Martin Scorsese’s new film Hugo relies heavily on the talents of 14-year-old British actor Asa Butterfield who, as the title character, appears in virtually every scene.
But for Butterfield, who began acting seven years ago, there was never a moment when he thought he might not be able to pull it off. “You can’t afford to think that way when you’re acting,” he says.
Hugo is an orphan who lives within the walls of a Paris train station in the 1930s tending to the clocks. He’s frequently chased by a stern station inspector played by Sacha Baron Cohen.
Butterfield worked, both physically and intellectually, to make sure he was up to the challenge: “I did lots of preparation — jumping over things — and I was taught how to take apart watches, put them back together. I watched lots of old films to really get into the mindset of the 1930s and what it was like in those times.”
Scorsese is best known for his classic crime dramas, so doing a children’s movie was a move into very new territory. It’s also his first film in 3D. He revealed that part of the reason why the story had appeal was that it was told from a child’s point of view. That resonated with him because of his involvement with his young daughter and her friends and observing how they see reality. Scorsese is fascinated by the way children view what’s around them: “Their way of seeing the world and questions and statements and fears and dislikes… colors, food. Everything makes you rethink being alive.”

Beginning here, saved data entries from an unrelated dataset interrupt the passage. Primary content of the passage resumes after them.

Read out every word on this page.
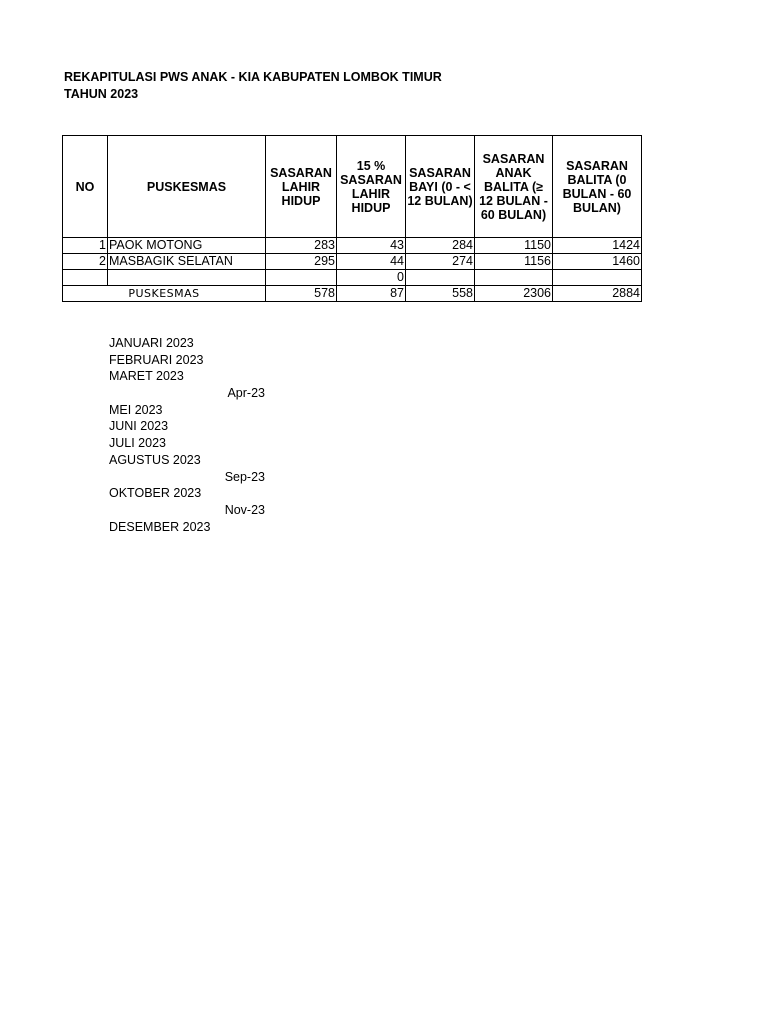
REKAPITULASI PWS ANAK - KIA KABUPATEN LOMBOK TIMUR
TAHUN 2023
NO	PUSKESMAS	SASARAN LAHIR HIDUP	15 % SASARAN LAHIR HIDUP	SASARAN BAYI (0 - < 12 BULAN)	SASARAN ANAK BALITA (≥ 12 BULAN - 60 BULAN)	SASARAN BALITA (0 BULAN - 60 BULAN)
1	PAOK MOTONG	283	43	284	1150	1424
2	MASBAGIK SELATAN	295	44	274	1156	1460
			0			
PUSKESMAS		578	87	558	2306	2884
JANUARI 2023
FEBRUARI 2023
MARET 2023
Apr-23
MEI 2023
JUNI 2023
JULI 2023
AGUSTUS 2023
Sep-23
OKTOBER 2023
Nov-23
DESEMBER 2023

Butterfield found that Scorsese didn’t keep a tight rein on him – or his 14-year-old American co-star Chloe Moretz. “He let the actors come up with their own ideas to bring to the performance. Plus me and Chloe were the only kids in the film. We could sort of show what a child would truthfully react in certain situations, rather than an adult’s thinking how a child would react,” say Butterfield.
Hugo has been getting some strong reviews, but commercially it may be a tough challenge to keep box office buoyant. Although it’s being pitched as a family film much of the story will be above the heads of children, but even if it is there is more than enough magical 3D to keep them happy. Some critics think the film makes one of the most effective uses of the 3D format to date.